Week 11 – April 4, 2025

Technical Progress

We reached a major visual milestone this week with the completion of projection mapping. The fire effects were successfully projected onto the physical miniatures, blending lighting, texture, and camera perspective into a unified effect. This setup was extensively tested to ensure stability, frame coherence, and projector calibration under different ambient conditions.

Lighting was further tuned to reduce spill, enhance material readability, and support spatial depth in upcoming shoots.

Additionally, the sound team finalized all audio assets—including ambient layers, cues for animations, and spatial sound references—completing the audiovisual foundation of our project.

Art Progress

On the artistic side, the miniatures underwent their final round of polishing and were hand-painted for cinematic readiness.
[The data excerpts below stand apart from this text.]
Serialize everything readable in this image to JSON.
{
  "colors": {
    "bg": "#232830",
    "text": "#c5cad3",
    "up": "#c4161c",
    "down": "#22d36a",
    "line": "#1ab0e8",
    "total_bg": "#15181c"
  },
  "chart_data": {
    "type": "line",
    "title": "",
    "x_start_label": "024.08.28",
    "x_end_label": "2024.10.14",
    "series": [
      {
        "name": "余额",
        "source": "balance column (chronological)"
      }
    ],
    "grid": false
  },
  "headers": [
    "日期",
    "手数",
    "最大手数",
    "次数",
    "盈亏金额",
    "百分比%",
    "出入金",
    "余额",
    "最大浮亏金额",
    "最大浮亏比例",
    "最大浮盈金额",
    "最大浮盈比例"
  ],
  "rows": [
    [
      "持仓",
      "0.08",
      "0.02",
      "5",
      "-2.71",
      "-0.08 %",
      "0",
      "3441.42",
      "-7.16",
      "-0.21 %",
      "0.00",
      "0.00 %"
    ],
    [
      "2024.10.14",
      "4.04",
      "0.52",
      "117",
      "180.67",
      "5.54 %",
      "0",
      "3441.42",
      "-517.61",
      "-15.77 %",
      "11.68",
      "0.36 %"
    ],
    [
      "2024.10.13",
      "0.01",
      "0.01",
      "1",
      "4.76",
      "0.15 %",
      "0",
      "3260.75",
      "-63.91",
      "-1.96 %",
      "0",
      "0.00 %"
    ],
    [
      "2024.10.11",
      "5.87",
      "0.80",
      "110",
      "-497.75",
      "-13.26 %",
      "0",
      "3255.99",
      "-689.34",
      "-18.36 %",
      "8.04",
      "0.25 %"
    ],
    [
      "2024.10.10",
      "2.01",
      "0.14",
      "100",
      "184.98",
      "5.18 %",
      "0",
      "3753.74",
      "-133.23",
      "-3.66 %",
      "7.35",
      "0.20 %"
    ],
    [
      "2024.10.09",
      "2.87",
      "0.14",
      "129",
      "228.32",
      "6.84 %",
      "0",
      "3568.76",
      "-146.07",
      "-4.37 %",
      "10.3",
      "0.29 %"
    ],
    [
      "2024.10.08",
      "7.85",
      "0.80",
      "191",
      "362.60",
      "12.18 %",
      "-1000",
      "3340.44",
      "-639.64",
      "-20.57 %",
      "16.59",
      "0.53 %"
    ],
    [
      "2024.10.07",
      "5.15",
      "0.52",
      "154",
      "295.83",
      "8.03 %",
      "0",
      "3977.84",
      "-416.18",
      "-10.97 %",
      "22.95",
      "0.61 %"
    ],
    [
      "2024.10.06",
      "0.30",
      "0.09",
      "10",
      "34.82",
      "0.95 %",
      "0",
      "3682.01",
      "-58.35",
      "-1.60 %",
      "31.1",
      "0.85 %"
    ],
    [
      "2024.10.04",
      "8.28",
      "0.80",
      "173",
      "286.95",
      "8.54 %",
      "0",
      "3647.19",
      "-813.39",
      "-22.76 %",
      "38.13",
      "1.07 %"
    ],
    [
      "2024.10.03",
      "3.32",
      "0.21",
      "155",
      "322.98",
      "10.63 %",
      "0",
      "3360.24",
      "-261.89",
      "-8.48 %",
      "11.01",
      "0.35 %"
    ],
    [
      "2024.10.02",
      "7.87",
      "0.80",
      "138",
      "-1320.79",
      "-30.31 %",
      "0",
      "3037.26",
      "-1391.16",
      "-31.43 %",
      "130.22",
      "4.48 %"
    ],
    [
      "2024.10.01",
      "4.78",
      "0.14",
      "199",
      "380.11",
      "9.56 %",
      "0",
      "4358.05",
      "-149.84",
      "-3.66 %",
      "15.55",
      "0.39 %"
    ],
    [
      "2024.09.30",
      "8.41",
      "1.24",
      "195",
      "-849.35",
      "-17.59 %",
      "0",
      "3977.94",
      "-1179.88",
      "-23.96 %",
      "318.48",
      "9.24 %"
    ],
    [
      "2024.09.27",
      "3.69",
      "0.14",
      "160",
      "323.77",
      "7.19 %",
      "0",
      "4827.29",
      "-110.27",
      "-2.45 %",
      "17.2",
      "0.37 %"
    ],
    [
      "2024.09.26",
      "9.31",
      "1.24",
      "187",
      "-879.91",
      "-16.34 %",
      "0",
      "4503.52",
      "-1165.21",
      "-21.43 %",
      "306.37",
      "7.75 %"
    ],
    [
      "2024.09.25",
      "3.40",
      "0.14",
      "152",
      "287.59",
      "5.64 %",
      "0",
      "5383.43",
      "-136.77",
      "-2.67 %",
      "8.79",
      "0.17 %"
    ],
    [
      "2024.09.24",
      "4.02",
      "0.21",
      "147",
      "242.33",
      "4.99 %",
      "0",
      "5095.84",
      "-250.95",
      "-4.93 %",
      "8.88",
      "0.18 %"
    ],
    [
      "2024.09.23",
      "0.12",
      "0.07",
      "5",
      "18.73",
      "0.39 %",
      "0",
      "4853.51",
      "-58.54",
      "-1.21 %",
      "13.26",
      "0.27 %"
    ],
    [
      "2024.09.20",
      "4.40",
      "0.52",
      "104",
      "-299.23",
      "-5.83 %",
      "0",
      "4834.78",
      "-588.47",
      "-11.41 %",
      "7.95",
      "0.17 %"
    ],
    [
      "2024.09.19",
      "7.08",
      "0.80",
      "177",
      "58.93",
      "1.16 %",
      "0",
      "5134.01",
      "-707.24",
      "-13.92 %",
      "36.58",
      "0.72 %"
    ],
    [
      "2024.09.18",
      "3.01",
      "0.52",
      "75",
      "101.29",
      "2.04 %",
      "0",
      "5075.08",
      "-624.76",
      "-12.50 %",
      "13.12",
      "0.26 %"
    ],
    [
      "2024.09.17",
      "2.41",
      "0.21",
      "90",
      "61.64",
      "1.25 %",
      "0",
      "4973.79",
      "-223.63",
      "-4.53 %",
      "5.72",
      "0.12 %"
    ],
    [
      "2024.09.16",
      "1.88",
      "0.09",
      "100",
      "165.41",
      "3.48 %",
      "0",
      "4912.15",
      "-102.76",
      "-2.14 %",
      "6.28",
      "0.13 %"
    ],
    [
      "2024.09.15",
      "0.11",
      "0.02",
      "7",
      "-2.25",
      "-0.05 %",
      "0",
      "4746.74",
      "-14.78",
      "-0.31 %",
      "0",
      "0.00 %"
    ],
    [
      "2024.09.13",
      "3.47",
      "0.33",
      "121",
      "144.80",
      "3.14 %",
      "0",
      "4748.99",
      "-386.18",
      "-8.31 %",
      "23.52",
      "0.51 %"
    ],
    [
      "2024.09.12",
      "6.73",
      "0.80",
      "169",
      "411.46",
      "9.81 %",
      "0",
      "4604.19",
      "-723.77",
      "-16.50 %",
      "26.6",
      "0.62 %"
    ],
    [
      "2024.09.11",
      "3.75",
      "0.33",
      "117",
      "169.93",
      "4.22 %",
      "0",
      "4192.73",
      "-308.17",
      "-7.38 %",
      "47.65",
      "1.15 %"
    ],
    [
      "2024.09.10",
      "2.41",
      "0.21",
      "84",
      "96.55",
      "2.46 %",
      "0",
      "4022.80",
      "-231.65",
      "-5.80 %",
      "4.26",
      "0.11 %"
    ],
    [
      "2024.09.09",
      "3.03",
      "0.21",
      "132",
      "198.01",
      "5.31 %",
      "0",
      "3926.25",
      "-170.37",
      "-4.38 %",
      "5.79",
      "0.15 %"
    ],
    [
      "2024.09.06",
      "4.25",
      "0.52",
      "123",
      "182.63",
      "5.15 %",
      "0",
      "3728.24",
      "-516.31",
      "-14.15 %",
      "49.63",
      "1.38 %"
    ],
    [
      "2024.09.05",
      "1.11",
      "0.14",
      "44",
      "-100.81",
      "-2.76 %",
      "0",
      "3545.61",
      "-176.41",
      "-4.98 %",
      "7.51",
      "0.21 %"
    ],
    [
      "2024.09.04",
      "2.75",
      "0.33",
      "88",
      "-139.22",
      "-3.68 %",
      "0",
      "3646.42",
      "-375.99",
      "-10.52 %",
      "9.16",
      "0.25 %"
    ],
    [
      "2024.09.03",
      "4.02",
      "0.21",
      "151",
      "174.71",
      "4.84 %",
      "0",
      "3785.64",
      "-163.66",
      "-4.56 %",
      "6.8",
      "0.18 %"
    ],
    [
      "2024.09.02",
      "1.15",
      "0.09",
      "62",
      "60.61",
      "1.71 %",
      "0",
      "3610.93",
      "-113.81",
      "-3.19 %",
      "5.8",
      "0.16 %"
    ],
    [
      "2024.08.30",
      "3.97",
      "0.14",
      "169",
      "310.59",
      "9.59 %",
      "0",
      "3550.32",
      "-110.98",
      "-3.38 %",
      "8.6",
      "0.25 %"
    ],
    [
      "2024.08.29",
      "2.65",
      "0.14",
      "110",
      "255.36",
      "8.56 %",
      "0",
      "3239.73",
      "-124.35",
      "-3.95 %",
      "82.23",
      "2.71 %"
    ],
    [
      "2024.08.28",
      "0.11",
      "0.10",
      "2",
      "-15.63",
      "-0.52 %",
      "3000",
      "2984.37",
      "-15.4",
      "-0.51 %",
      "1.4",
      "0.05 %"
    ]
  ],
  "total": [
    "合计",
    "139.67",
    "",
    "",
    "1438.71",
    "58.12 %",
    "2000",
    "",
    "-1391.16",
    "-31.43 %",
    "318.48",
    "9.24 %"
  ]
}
During a preliminary shoot, we explored various camera movements to match the emotional tone of different scenes—slow dollies for quiet moments, quick tilts for tension. After reviewing the footage, we finalized our camera movement palette to be used during formal filming. These tests helped us better understand how the miniature scale impacted camera language and informed how we should approach scene transitions and pacing.

Others

We successfully completed the filming of one full sequence—a major achievement demonstrating the pipeline from setup to shot to edit. Footage from this shoot was edited, reviewed, and served as a test case for our formal shoot process. Meanwhile, Lea edited and sound-mixed the earlier playtest videos, which were sent to participants. The overwhelmingly positive feedback from testers highlighted that our work not only functioned technically but resonated creatively. In response to feedback, we also refined our website to reflect the latest project developments.

In parallel, we carefully reviewed and analyzed the responses from the playtest questionnaire. From this, we extracted both qualitative insights—such as player confusion during scene transitions or emotional highlights—and quantitative trends, including satisfaction ratings by role and clarity scores. These findings directly informed adjustments to camera pacing, role briefing, and overall narrative structure.